From mboxrd@z Thu Jan  1 00:00:00 1970
Return-Path: <linux-kernel-owner@vger.kernel.org>
Received: (majordomo@vger.kernel.org) by vger.kernel.org via listexpand
	id S1752797AbbGBKyQ (ORCPT <rfc822;w@1wt.eu>);
	Thu, 2 Jul 2015 06:54:16 -0400
Received: from casper.infradead.org ([85.118.1.10]:45326 "EHLO
	casper.infradead.org" rhost-flags-OK-OK-OK-OK) by vger.kernel.org
	with ESMTP id S1751293AbbGBKyI (ORCPT
	<rfc822;linux-kernel@vger.kernel.org>);
	Thu, 2 Jul 2015 06:54:08 -0400
Date: Thu, 2 Jul 2015 12:53:59 +0200
From: Peter Zijlstra <peterz@infradead.org>
To: Yuyang Du <yuyang.du@intel.com>
Cc: Rabin Vincent <rabin.vincent@axis.com>,
        Mike Galbraith <umgwanakikbuti@gmail.com>,
        "mingo@redhat.com" <mingo@redhat.com>,
        "linux-kernel@vger.kernel.org" <linux-kernel@vger.kernel.org>,
        Paul Turner <pjt@google.com>, Ben Segall <bsegall@google.com>,
        Morten Rasmussen <morten.rasmussen@arm.com>
Subject: Re: [PATCH?] Livelock in pick_next_task_fair() / idle_balance()
Message-ID: <20150702105359.GY19282@twins.programming.kicks-ass.net>
References: <20150630143057.GA31689@axis.com>
 <1435728995.9397.7.camel@gmail.com>
 <20150701145551.GA15690@axis.com>
 <20150701204404.GH25159@twins.programming.kicks-ass.net>
 <20150701232511.GA5197@intel.com>
MIME-Version: 1.0
Content-Type: text/plain; charset=us-ascii
Content-Disposition: inline
In-Reply-To: <20150701232511.GA5197@intel.com>
User-Agent: Mutt/1.5.21 (2012-12-30)
Sender: linux-kernel-owner@vger.kernel.org
List-ID: <linux-kernel.vger.kernel.org>
X-Mailing-List: linux-kernel@vger.kernel.org

On Thu, Jul 02, 2015 at 07:25:11AM +0800, Yuyang Du wrote:
> And obviously, the idle balancing livelock SHOULD happen: one CPU pulls
> tasks from the other, makes the other idle, and this iterates...
> 
> That being said, it is also obvious to prevent the livelock from happening:
> idle pulling until the source rq's nr_running is 1, becuase otherwise we
> just avoid idleness by making another idleness.

Well, ideally the imbalance calculation would be so that it would avoid
this from happening in the first place.

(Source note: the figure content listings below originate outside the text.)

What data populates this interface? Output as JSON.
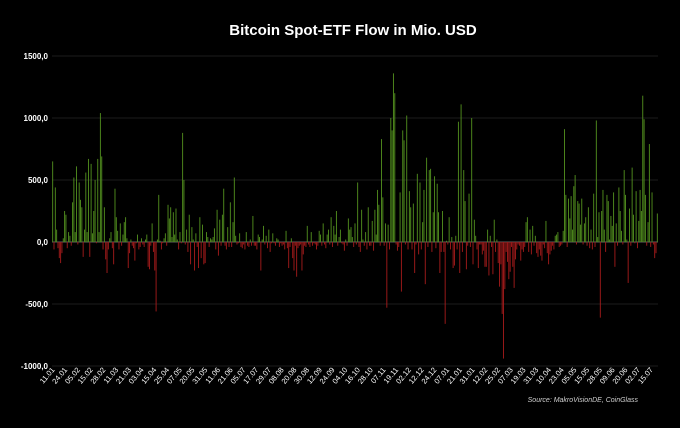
{
  "chart_data": {
    "type": "bar",
    "title": "Bitcoin Spot-ETF Flow in Mio. USD",
    "xlabel": "",
    "ylabel": "",
    "ylim": [
      -1000,
      1500
    ],
    "yticks": [
      -1000,
      -500,
      0,
      500,
      1000,
      1500
    ],
    "ytick_labels": [
      "-1000,0",
      "-500,0",
      "0,0",
      "500,0",
      "1000,0",
      "1500,0"
    ],
    "grid": true,
    "positive_color": "#4f8a1d",
    "negative_color": "#9e1a1a",
    "source": "Source: MakroVisionDE, CoinGlass",
    "x_labels": [
      "11.01",
      "24.01",
      "05.02",
      "15.02",
      "28.02",
      "11.03",
      "21.03",
      "03.04",
      "15.04",
      "25.04",
      "07.05",
      "20.05",
      "31.05",
      "11.06",
      "21.06",
      "05.07",
      "17.07",
      "29.07",
      "08.08",
      "20.08",
      "30.08",
      "12.09",
      "24.09",
      "04.10",
      "16.10",
      "28.10",
      "07.11",
      "19.11",
      "02.12",
      "12.12",
      "24.12",
      "07.01",
      "21.01",
      "31.01",
      "12.02",
      "25.02",
      "07.03",
      "19.03",
      "31.03",
      "10.04",
      "23.04",
      "05.05",
      "15.05",
      "28.05",
      "09.06",
      "20.06",
      "02.07",
      "15.07"
    ],
    "values": [
      650,
      -60,
      440,
      100,
      -50,
      -130,
      -170,
      -90,
      30,
      250,
      220,
      -50,
      80,
      50,
      -30,
      320,
      520,
      80,
      610,
      -20,
      480,
      340,
      280,
      -120,
      100,
      560,
      80,
      670,
      -120,
      630,
      70,
      250,
      500,
      -10,
      670,
      80,
      1040,
      690,
      -60,
      280,
      -140,
      -250,
      -60,
      30,
      80,
      -50,
      -180,
      430,
      200,
      90,
      -60,
      150,
      -30,
      60,
      160,
      200,
      30,
      -210,
      -90,
      20,
      -30,
      -50,
      -150,
      -10,
      60,
      -60,
      -40,
      30,
      -20,
      -40,
      20,
      60,
      -200,
      -220,
      -30,
      150,
      -80,
      -230,
      -560,
      20,
      380,
      10,
      -60,
      -10,
      30,
      70,
      -30,
      300,
      190,
      280,
      40,
      240,
      60,
      270,
      20,
      -60,
      80,
      -10,
      880,
      500,
      -20,
      100,
      -80,
      220,
      -180,
      120,
      20,
      -230,
      70,
      -40,
      -210,
      200,
      -130,
      140,
      -180,
      -170,
      80,
      40,
      -40,
      30,
      20,
      40,
      110,
      -60,
      260,
      -110,
      180,
      -30,
      220,
      430,
      -30,
      -60,
      120,
      -40,
      320,
      -40,
      160,
      520,
      50,
      -20,
      -10,
      70,
      -40,
      -50,
      -20,
      -60,
      80,
      -30,
      -40,
      20,
      -30,
      210,
      -30,
      -30,
      -60,
      60,
      40,
      -230,
      20,
      130,
      -20,
      50,
      -50,
      100,
      -80,
      -10,
      70,
      -10,
      -30,
      30,
      20,
      -40,
      -10,
      -30,
      -20,
      -60,
      90,
      -50,
      -210,
      -40,
      30,
      -130,
      -230,
      -30,
      -280,
      -50,
      -30,
      -20,
      -230,
      -100,
      -30,
      -40,
      130,
      -20,
      -40,
      80,
      -30,
      -10,
      -20,
      -60,
      -30,
      90,
      60,
      -30,
      150,
      -20,
      -50,
      60,
      100,
      -20,
      200,
      -40,
      130,
      60,
      250,
      -30,
      40,
      100,
      -10,
      -20,
      -70,
      20,
      -30,
      190,
      100,
      120,
      40,
      -40,
      150,
      -20,
      480,
      -40,
      -80,
      260,
      20,
      -30,
      80,
      -60,
      280,
      -30,
      -30,
      170,
      -70,
      260,
      60,
      420,
      300,
      -30,
      830,
      360,
      -30,
      150,
      -530,
      140,
      -60,
      1000,
      900,
      1360,
      1200,
      -20,
      -70,
      -40,
      400,
      -400,
      900,
      820,
      -20,
      1020,
      -60,
      410,
      280,
      -60,
      310,
      -250,
      -20,
      550,
      -100,
      480,
      -60,
      160,
      420,
      -340,
      680,
      -40,
      580,
      590,
      -80,
      240,
      530,
      -50,
      470,
      240,
      -250,
      -80,
      250,
      -80,
      -660,
      10,
      -20,
      200,
      -60,
      40,
      -210,
      -190,
      50,
      -60,
      970,
      -250,
      1110,
      -80,
      580,
      330,
      -220,
      -30,
      390,
      -40,
      1000,
      -180,
      180,
      50,
      -60,
      -210,
      -20,
      -20,
      -100,
      -70,
      -200,
      -200,
      100,
      -270,
      50,
      -40,
      -260,
      180,
      -80,
      20,
      -170,
      -360,
      -180,
      -580,
      -940,
      -380,
      -80,
      -160,
      -300,
      -240,
      -40,
      -200,
      -370,
      -140,
      -60,
      -20,
      -30,
      -150,
      -60,
      -80,
      -40,
      160,
      200,
      -80,
      100,
      -100,
      130,
      -30,
      50,
      -90,
      -120,
      -60,
      -110,
      -150,
      -20,
      -50,
      170,
      -90,
      -180,
      -100,
      -70,
      -30,
      -60,
      50,
      60,
      80,
      -40,
      -30,
      -20,
      90,
      910,
      380,
      -40,
      350,
      190,
      370,
      100,
      450,
      540,
      -20,
      330,
      310,
      140,
      350,
      -20,
      150,
      200,
      -30,
      280,
      -50,
      100,
      -60,
      390,
      -40,
      980,
      40,
      240,
      -610,
      250,
      420,
      100,
      -80,
      380,
      330,
      20,
      210,
      130,
      400,
      -200,
      150,
      -30,
      440,
      250,
      90,
      -20,
      580,
      380,
      20,
      -330,
      270,
      -30,
      600,
      220,
      -10,
      410,
      -50,
      170,
      420,
      250,
      1180,
      990,
      380,
      -30,
      160,
      790,
      -40,
      400,
      -20,
      -130,
      -90,
      230
    ]
  }
}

Its a 'balance' operation, not a
'steal everything'.

We want to take work -- as we have none -- but we want to ensure that
afterwards we have equal work, ie we're balanced.

So clearly that all is hosed. Now Morten was looking into simplifying
calculate_imbalance() recently.

> On Wed, Jul 01, 2015 at 10:44:04PM +0200, Peter Zijlstra wrote:
> > On Wed, Jul 01, 2015 at 04:55:51PM +0200, Rabin Vincent wrote:
> > >  PID: 413    TASK: 8edda408  CPU: 1   COMMAND: "rngd"
> > >   task_h_load():     0 [ = (load_avg_contrib {    0} * cfs_rq->h_load {    0}) / (cfs_rq->runnable_load_avg {    0} + 1) ]
> > >   SE: 8edda450 load_avg_contrib:     0 load.weight:  1024 PARENT: 8fffbd00 GROUPNAME: (null)
> > >   SE: 8fffbd00 load_avg_contrib:     0 load.weight:     2 PARENT: 8f531f80 GROUPNAME: rngd@hwrng.service
> > >   SE: 8f531f80 load_avg_contrib:     0 load.weight:  1024 PARENT: 8f456e00 GROUPNAME: system-rngd.slice
> > >   SE: 8f456e00 load_avg_contrib:   118 load.weight:   911 PARENT: 00000000 GROUPNAME: system.slice
> > 
> > Firstly, a group (parent) load_avg_contrib should never be less than
> > that of its constituent parts, therefore the top 3 SEs should have at
> > least 118 too.
> 
> I think the downward is parent,

Ugh, I cannot read. Let me blame it on the heat.